Jusqu’au début des années quatre-vingts, la politique suisse d’asile a été marquée par l’admission de groupes de réfugiés persécutés à la suite de troubles politiques, de guerres et de guerres civiles, comme en Hongrie (1956), au Tibet (1962), en Tchécoslovaquie (1968), au Chili (1973), en Indochine (1975) et en Pologne (1982). Les réfugiés étaient d’habitude admis collectivement sans examen individuel comparable à la procédure d’asile actuelle. En règle générale, le pays accueillait les personnes qui pouvaient prouver leur appartenance au groupe que le Conseil fédéral avait décidé d’admettre en Suisse. Parallèlement, l’immigration des travailleurs étrangers fut débattue de manière extrêmement controversée depuis la fin des années soixante. Le discours public a été fortement marqué par l’initiative dite « Schwarzenbach », refusée à 54 % en 1970.3 A l’époque, l’admission des réfugiés se basait sur quelques normes du droit général des étrangers (loi fédérale sur le séjour et l’établissement des étrangers – LSEE, et ordonnances relatives à cette loi) et sur des circulaires. Ce n’est qu’en 1979 que le législateur a édicté une première loi sur l’asile, entrée en vigueur le 1er janvier 1981.

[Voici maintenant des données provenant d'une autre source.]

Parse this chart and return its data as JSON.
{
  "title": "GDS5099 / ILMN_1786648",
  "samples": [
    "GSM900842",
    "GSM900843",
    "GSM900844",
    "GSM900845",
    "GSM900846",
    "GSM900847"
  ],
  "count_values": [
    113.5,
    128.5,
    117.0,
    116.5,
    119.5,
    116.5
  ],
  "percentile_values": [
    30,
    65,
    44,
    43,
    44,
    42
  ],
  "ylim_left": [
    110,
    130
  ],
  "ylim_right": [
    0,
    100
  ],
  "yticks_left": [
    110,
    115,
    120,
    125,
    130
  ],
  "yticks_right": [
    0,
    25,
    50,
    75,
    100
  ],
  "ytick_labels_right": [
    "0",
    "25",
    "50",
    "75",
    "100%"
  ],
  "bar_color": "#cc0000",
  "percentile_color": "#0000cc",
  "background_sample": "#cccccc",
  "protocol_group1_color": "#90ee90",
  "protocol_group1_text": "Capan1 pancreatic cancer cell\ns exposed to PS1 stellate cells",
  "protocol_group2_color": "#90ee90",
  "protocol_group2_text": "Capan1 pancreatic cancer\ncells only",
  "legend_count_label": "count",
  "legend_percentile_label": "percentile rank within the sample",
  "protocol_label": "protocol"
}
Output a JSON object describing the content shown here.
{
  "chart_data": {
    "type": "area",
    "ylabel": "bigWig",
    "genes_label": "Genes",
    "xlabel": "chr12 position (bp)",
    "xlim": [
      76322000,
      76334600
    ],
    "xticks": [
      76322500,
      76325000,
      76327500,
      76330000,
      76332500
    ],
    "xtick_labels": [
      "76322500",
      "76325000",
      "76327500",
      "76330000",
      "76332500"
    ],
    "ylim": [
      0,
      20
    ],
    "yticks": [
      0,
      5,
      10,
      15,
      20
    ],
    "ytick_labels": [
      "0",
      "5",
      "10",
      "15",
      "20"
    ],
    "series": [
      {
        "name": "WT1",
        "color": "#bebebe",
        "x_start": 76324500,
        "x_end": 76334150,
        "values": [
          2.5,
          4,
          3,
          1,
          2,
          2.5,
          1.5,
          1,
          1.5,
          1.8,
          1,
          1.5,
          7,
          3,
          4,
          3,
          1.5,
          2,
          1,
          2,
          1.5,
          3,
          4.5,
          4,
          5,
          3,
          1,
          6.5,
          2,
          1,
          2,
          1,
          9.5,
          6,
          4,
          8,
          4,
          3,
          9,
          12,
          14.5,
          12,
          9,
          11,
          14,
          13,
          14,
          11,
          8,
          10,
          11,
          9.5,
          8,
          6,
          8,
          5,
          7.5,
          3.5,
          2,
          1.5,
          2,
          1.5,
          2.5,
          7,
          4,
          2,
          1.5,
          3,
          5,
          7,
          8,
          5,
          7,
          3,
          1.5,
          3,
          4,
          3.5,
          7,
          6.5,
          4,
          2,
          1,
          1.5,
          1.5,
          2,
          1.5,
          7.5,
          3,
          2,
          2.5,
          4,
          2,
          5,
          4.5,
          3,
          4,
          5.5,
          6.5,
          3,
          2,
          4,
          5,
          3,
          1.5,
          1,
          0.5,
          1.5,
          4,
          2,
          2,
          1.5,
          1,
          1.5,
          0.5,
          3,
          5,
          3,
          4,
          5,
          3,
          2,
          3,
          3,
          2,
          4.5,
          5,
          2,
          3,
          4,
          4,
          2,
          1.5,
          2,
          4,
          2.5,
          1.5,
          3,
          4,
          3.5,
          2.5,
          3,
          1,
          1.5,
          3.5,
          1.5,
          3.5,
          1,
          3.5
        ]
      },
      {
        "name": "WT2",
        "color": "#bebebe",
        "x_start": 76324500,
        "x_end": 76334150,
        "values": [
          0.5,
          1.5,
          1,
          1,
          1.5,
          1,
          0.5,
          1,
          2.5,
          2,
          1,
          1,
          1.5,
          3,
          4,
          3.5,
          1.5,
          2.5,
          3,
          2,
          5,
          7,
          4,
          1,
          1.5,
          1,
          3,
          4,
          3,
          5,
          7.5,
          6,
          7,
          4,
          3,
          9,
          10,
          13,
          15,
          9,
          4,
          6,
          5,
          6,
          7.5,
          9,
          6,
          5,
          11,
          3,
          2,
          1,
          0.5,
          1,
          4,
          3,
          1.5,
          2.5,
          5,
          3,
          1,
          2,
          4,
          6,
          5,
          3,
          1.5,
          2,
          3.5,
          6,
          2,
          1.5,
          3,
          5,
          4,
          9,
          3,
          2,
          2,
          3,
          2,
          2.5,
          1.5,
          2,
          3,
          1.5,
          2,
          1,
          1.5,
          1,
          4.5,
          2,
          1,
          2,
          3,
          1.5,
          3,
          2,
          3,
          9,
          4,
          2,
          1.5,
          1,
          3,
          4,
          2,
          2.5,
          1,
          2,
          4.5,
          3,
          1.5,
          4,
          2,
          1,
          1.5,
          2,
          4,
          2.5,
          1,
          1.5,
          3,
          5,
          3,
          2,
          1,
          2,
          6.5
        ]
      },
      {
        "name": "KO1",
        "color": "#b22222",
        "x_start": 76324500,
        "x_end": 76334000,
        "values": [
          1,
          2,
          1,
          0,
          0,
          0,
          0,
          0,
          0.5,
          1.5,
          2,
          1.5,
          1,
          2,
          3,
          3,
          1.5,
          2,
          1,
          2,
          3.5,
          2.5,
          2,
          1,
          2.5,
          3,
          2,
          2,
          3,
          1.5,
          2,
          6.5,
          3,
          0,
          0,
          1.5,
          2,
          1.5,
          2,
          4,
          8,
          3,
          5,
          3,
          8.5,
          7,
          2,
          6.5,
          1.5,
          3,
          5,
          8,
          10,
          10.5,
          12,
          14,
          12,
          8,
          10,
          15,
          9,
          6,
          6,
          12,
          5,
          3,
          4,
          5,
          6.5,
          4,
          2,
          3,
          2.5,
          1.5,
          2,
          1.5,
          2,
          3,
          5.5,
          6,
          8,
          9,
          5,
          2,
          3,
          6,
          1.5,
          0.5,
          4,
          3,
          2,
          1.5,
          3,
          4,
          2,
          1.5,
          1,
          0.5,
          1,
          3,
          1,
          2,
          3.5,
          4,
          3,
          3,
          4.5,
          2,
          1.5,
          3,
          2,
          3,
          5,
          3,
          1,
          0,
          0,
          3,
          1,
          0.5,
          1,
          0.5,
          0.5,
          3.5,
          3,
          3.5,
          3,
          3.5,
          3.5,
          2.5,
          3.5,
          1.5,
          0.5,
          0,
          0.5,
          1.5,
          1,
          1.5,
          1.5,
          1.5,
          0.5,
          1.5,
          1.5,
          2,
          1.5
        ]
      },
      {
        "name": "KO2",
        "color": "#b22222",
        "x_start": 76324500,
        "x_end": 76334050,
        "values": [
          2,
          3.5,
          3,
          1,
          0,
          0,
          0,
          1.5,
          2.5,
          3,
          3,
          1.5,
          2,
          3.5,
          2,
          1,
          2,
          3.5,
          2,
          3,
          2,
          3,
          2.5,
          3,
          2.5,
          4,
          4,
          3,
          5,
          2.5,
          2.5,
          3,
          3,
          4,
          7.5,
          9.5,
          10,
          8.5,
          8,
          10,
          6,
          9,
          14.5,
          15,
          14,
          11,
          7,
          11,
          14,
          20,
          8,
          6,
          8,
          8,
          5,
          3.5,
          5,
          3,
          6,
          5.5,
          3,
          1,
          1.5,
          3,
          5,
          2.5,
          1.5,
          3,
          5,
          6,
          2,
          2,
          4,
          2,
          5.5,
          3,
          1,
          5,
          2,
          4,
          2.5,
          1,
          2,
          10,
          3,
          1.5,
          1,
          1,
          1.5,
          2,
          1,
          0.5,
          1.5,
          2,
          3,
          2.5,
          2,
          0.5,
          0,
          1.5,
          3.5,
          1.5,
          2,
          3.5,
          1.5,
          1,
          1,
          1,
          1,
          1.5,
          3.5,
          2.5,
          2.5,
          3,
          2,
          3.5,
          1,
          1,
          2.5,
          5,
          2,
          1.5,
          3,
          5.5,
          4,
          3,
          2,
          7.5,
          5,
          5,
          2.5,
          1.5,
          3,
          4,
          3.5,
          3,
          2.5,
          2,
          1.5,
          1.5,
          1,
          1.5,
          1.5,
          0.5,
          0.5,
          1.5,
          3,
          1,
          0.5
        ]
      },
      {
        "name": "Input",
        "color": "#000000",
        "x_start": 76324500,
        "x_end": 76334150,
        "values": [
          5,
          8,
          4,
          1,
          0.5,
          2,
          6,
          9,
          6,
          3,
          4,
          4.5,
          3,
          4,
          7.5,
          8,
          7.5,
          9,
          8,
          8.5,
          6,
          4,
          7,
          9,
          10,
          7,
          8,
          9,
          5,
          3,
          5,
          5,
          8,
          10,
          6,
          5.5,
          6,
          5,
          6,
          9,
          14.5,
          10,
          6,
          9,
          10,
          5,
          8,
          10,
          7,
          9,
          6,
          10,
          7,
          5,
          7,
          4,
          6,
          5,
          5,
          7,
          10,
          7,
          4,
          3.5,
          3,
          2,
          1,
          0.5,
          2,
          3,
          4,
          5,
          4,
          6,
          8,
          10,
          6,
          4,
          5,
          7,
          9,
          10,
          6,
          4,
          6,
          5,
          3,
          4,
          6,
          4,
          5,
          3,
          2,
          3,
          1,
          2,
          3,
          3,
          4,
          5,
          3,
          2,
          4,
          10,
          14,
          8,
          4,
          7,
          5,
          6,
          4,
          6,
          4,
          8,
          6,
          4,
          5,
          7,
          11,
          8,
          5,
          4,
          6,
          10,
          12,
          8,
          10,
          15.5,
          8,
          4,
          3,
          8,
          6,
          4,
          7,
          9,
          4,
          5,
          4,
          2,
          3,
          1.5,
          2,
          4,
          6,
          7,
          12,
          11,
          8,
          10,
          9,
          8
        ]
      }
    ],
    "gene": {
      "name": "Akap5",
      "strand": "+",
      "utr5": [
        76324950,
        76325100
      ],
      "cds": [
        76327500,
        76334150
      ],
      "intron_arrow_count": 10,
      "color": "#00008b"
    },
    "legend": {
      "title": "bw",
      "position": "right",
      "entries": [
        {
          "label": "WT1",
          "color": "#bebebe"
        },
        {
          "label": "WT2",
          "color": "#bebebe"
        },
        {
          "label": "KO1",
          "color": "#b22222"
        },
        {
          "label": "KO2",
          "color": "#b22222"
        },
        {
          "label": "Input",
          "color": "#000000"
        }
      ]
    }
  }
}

Depuis l’entrée en vigueur de cette première loi sur l’asile, le cadre juridique s’est développé de manière à la fois rapide et profonde. Même si le traitement des ressortissants étrangers relève d’une compétence clé de l’Etat souverain, cette souveraineté se justifie et s’exerce dans les limites du droit international public. Les engagements de droit international pris par la Suisse ont une importance cruciale dans le cadre des procédures d’asile et de l’octroi d’une protection.

Depuis une vingtaine d’années, le régime européen de l’asile exerce une influence considérable sur la Suisse. Même si elle n’est pas membre de l’Union européenne, la Suisse participe au régime de Dublin et de Schengen. A ce titre, elle est géographiquement, juridiquement et politiquement partie intégrante des évolutions européennes. Une vue d’ensemble des normes en vigueur ne peut donc faire l’économie [25] de comprendre les relations parfois complexes entre le droit suisse, le droit européen et les normes de droit international public.

1 Convention du 28 juillet 1951 relative au statut des réfugiés (Convention de Genève, CR, RS 0.142.30). Le champ d’application de la CR a été élargi par le Protocole du 31 janvier 1967 relatif au statut des réfugiés (dit Protocole de New York). Dans le présent manuel, la CR fait toujours référence à la Convention de 1951 telle qu’élargie par le Protocole de New York.

2 Rapport du Conseil fédéral du 1er février 1957 concernant les « Principes à observer dans la pratique de l’asile en cas de tension internationale accrue ou de guerre », publié dans le contexte du rapport Ludwig (Ludwig Carl, La politique pratiquée par la Suisse à l’égard des réfugiés au cours des années 1933 à 1955, rapport adressé au Conseil fédéral à l’intention des conseils législatifs). Voir annexe au rapport du Conseil fédéral à l’Assemblée fédérale du 13 septembre 1957 sur la politique pratiquée par la Suisse à l’égard des réfugiés au cours des années 1933 à nos jours, p. 387 ss, FF 1957 II 668.

3 Initiative populaire fédérale « contre l’emprise étrangère », voir à ce sujet le Rapport du Conseil fédéral, FF 1969 II 1050. La votation a eu lieu le 7 juin 1970, FF 1970 II 301.